Details
-
Bug
-
Status: Closed
-
Major
-
Resolution: Invalid
-
None
-
None
-
None
Description
Per discussions in the following threads, as spec(http://arrow.apache.org/docs/format/IPC.html#streaming-format) described, as long as a record batch doesn't reference a dictionary they can be interleaved.
https://github.com/apache/arrow/pull/4960
https://github.com/apache/arrow/pull/5146
Currently it’s able to parse dictionaries and batches which are interleaved via ARROW-6040, But it’s impossible to write data in this format.

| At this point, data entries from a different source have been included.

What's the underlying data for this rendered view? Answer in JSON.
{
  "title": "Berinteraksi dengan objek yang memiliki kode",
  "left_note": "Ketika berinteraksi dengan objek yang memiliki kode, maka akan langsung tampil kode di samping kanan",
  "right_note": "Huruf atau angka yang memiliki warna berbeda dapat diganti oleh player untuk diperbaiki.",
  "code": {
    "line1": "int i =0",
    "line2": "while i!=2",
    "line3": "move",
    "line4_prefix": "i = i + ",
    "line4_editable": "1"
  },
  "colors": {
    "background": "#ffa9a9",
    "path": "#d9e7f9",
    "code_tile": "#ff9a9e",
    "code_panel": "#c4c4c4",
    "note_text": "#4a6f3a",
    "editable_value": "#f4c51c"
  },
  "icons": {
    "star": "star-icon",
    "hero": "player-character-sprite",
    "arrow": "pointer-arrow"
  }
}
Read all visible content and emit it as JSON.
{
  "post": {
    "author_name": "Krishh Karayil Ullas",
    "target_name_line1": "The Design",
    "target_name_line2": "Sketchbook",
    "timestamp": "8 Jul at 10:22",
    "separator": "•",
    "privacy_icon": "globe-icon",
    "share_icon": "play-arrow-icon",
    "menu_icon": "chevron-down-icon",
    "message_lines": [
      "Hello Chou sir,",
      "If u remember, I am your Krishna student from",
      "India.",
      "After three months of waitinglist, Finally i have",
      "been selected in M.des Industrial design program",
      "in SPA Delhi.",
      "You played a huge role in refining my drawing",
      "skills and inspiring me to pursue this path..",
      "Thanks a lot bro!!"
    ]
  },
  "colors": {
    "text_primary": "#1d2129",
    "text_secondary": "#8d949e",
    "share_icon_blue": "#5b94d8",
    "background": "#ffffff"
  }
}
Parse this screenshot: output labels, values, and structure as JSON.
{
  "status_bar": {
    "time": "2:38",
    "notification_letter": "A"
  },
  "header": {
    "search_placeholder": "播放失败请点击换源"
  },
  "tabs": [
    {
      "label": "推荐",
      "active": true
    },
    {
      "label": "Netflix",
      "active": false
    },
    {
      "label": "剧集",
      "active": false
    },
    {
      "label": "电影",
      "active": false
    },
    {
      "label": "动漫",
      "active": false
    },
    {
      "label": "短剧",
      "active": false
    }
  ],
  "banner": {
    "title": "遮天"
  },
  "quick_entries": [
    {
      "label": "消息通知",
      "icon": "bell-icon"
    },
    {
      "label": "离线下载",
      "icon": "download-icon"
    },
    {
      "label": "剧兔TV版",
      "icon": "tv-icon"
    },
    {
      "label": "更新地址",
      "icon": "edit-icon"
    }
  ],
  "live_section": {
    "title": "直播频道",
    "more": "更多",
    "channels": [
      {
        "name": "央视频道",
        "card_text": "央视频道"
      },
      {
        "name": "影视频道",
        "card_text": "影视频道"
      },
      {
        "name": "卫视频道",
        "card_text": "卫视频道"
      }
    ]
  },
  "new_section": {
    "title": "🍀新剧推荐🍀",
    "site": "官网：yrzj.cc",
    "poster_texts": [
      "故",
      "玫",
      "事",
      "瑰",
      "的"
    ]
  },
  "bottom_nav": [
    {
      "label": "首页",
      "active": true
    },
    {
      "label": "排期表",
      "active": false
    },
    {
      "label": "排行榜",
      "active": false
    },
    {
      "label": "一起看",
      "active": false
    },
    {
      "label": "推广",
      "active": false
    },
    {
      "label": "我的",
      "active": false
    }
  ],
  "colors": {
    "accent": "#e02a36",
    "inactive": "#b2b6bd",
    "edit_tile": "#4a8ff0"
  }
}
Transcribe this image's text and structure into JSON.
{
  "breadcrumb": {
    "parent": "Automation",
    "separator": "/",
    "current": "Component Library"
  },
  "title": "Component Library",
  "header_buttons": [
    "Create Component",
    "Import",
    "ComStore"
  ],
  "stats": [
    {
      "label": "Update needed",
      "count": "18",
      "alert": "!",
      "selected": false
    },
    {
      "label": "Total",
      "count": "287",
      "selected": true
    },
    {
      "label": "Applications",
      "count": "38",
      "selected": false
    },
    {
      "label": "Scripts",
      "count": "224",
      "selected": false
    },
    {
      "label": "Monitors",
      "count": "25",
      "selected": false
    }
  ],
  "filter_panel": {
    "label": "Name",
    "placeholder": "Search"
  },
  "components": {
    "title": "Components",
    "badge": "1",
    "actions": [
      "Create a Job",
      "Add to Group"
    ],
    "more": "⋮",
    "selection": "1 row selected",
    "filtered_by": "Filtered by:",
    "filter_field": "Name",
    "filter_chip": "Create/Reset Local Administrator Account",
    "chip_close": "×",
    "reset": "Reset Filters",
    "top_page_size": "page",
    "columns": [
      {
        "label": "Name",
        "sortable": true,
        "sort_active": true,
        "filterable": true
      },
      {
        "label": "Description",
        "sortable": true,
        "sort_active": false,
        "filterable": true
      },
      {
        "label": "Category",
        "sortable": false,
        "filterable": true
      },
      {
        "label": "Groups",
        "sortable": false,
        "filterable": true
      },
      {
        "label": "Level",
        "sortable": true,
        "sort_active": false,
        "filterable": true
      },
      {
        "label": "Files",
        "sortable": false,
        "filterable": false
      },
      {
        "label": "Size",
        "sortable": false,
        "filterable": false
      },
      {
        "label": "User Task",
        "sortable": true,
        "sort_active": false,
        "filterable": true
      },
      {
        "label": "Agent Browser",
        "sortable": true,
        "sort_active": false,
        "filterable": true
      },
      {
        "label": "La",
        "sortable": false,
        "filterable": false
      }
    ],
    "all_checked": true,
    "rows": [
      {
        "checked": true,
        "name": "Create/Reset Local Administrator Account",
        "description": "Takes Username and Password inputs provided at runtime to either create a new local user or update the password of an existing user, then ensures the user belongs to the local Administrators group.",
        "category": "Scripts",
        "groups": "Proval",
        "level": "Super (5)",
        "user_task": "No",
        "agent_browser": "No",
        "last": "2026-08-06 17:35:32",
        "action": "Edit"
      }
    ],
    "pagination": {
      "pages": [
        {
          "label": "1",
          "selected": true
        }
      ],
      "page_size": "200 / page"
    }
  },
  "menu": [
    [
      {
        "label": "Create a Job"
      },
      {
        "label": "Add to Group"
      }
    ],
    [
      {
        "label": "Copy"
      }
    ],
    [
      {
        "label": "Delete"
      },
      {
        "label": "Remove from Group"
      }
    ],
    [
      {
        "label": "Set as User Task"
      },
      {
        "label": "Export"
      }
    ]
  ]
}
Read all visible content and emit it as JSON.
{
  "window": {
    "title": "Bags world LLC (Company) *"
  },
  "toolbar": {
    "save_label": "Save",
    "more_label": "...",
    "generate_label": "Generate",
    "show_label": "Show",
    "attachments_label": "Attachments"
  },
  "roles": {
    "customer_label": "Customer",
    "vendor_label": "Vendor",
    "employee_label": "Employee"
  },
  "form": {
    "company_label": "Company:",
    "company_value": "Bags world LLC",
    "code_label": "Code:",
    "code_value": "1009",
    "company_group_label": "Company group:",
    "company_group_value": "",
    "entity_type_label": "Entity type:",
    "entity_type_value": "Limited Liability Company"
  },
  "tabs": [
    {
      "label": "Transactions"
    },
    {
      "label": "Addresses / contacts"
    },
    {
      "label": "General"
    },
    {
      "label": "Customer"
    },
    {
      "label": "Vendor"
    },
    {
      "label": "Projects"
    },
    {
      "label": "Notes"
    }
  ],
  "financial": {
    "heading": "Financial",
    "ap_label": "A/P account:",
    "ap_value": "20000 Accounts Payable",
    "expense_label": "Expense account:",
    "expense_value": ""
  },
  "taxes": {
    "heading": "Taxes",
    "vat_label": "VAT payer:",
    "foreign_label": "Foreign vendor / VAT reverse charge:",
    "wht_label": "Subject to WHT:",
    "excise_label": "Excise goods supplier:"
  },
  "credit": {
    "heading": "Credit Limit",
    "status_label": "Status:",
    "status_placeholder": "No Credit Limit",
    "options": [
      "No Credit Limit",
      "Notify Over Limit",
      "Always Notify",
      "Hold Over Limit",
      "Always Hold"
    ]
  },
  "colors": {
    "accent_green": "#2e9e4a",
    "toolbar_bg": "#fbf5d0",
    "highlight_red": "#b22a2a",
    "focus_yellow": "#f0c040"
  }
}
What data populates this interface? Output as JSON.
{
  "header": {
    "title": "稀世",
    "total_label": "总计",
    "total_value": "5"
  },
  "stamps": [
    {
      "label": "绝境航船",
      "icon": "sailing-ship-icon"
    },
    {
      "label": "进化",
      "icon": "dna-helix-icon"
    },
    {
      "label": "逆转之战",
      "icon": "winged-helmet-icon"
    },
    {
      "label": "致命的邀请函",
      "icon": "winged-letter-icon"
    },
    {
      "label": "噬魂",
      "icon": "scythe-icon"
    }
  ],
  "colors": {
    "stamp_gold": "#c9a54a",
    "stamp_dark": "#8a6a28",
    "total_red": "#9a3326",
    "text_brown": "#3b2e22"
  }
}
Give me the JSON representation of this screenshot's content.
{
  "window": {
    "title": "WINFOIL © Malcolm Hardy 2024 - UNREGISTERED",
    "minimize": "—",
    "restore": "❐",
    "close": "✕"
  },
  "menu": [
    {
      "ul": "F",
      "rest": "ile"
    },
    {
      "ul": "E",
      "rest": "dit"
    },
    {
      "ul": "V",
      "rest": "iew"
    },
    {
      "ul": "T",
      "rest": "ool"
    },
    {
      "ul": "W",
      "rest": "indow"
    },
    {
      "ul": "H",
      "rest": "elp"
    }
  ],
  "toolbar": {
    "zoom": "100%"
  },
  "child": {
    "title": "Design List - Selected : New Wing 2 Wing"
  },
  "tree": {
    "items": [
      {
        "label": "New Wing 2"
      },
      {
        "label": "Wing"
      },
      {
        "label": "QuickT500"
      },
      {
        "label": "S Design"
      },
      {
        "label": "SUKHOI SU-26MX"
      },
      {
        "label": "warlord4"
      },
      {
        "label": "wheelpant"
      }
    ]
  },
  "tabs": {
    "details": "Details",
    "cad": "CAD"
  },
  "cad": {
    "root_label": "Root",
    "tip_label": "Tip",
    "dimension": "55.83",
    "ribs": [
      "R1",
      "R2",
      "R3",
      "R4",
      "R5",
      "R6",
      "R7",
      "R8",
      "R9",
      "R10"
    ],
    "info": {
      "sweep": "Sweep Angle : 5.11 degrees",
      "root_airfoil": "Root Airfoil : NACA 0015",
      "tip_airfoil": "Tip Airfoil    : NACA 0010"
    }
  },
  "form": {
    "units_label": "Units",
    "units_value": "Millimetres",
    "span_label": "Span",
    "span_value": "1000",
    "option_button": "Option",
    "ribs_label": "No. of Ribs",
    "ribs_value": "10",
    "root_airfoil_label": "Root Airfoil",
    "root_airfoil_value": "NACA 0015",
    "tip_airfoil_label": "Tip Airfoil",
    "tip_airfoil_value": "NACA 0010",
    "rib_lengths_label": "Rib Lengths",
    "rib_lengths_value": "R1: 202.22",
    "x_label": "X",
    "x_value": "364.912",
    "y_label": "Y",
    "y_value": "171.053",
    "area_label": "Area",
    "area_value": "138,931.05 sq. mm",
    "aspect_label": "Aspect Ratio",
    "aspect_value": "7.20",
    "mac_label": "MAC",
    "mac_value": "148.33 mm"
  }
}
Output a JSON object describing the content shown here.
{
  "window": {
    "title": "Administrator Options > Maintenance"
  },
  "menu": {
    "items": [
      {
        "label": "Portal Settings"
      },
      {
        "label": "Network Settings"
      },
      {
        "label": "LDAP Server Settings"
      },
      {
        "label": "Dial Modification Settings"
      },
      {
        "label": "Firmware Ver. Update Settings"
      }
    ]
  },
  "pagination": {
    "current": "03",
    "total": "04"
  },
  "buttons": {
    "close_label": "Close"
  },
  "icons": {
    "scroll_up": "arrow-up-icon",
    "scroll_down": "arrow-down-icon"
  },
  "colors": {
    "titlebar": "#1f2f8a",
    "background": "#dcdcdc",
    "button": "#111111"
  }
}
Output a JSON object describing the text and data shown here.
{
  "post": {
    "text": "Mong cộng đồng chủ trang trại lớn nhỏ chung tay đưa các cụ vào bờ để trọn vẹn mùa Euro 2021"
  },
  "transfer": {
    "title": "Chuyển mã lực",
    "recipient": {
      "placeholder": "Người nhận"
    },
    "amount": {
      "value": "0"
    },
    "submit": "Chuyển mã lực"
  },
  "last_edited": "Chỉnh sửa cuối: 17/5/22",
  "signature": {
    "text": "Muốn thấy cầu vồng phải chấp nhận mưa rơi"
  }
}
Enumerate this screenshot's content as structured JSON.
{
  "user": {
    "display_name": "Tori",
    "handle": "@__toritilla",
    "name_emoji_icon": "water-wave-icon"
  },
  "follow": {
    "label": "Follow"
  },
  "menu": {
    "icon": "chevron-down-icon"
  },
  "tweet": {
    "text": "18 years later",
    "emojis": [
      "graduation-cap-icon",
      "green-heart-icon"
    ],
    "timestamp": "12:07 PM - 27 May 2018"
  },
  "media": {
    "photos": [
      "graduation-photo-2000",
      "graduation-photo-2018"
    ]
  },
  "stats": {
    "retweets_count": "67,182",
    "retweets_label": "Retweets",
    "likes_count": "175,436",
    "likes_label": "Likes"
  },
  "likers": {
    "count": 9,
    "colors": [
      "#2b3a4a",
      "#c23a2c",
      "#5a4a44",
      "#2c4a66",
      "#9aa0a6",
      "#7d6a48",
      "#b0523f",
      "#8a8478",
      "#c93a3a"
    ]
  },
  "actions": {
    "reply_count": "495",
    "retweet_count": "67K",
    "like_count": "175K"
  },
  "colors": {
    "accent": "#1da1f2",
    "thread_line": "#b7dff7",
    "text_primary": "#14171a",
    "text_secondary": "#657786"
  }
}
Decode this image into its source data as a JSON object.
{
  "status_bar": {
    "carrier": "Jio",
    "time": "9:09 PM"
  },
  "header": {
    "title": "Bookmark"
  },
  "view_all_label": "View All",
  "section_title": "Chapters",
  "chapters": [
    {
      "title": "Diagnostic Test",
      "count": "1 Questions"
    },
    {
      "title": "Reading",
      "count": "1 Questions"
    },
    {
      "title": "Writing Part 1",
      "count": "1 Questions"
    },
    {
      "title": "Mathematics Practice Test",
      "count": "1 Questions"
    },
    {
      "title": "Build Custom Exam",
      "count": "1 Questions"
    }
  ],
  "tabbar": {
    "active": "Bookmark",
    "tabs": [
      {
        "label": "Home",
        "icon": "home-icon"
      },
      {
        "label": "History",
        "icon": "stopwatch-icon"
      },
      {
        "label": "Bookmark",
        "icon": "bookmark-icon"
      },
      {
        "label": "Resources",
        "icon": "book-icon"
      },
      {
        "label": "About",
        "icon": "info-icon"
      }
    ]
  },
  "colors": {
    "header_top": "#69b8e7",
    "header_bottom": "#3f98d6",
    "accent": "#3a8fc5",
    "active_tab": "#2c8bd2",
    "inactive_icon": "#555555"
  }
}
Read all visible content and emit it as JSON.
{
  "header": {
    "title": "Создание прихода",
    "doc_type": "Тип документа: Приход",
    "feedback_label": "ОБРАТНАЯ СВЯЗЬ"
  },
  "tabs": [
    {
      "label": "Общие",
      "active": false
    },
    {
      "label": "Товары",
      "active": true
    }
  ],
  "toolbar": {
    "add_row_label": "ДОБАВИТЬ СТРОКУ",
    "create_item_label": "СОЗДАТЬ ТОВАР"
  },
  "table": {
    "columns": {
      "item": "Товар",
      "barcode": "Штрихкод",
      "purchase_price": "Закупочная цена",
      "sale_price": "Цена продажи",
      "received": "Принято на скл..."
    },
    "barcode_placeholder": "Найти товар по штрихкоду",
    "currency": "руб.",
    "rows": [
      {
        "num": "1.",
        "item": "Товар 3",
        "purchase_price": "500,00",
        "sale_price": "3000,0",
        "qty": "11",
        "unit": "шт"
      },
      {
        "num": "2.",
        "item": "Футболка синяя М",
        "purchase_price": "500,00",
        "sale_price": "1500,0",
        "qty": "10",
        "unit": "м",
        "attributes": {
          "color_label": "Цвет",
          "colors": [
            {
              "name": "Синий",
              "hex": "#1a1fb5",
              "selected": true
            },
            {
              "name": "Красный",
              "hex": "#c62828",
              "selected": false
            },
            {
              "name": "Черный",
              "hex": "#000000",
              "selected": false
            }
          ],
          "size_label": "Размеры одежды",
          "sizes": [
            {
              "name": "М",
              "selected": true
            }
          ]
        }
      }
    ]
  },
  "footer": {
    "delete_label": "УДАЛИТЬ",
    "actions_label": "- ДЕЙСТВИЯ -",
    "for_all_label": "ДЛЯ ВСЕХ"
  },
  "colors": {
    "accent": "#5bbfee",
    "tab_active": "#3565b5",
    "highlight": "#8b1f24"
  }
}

cases below should be supported:
i. have a record batch of one dictionary encoded column S
- Schema
- RecordBatch: S=[null, null, null, null]
- DictionaryBatch: ['abc', 'efg']
- Recordbatch: S=[0, 1, 0, 1]
ii. have a record batch of two dictionary encoded column S1, S2
- Schema
- DictionaryBatch S1: ['ab', 'cd']
- RecordBatch: S1 = [0,1,0,1] S2 =[null, null, null,]
- DictionaryBatch S2: ['cc', 'dd']
- RecordBatch: S1 = [0,1,0,1] S2 =[0,1,0,1]
This issue is used to record this problem, and should be done after a ML discuss.